介護の現場では高齢者の健康をいかに守るかが大切である。風邪をひいたとき、体力が弱っているときなどは、食べることが重要だと言われている。栄養を十分に補給して体力を上げれば、病気に対抗する活力が生まれるためだ。
高齢者の食を考えるうえで特に大切なのは、口腔環境が健康かどうかである。8020運動が推進されているが、これは80歳まで20本以上の歯を維持するためだ。20本の歯を維持できれば、ほとんどの食材を食べられるからだ。
歯の本数が減ってしまうほど咀嚼力は衰え、食べられるものは限られてくる。本当に好きな食べ物を食べられなくなるのは、人生において大きな損失だ。
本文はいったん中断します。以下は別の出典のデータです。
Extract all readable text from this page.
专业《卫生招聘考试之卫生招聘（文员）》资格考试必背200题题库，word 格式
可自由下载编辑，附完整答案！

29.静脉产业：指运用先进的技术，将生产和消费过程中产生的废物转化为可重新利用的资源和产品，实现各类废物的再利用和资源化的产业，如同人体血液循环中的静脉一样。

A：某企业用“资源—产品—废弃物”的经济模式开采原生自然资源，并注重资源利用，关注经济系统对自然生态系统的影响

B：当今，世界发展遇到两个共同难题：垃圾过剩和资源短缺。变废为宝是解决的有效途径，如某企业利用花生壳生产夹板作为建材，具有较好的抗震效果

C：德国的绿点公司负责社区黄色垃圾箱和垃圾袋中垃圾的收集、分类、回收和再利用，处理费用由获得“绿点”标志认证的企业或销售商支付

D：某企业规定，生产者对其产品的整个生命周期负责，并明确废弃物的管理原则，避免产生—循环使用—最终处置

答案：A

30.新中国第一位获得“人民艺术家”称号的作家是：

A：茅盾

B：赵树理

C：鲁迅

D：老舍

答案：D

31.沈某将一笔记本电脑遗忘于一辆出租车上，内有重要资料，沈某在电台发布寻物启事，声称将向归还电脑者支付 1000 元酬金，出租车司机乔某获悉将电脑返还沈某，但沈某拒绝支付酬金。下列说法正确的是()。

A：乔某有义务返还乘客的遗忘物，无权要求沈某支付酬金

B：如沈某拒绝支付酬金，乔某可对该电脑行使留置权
咀嚼力を維持するためには、食後の歯磨きが必須となる。
高齢者は唾液の分泌量が減少するため、口腔の洗浄能力が衰えている。歯磨きができない環境にあるなら、うがいだけでも行うことが大切だ。歯の隙間に食べかすを残さないことが重要であり、これを徹底していれば虫歯菌の発生を抑制できる。
高齢者の食事づくりでは、可能な範囲で咀嚼してもらうことを意識しよう。人は噛むことをしなくなると、咀嚼力が衰えてしまうのだ。
完全なる流動食にするのではなく、噛める程度に刻むなどの対策が必要である。例えば生のニンジンは多くの高齢者にとって硬いが、小さく刻めば噛むことができるようになる。また茹でてやわらかくするなど、調理法を工夫するのも得策だ。
介護士が高齢者の食を考えるときは、自分目線ではなく高齢者になった気持ちで考えることが大切である。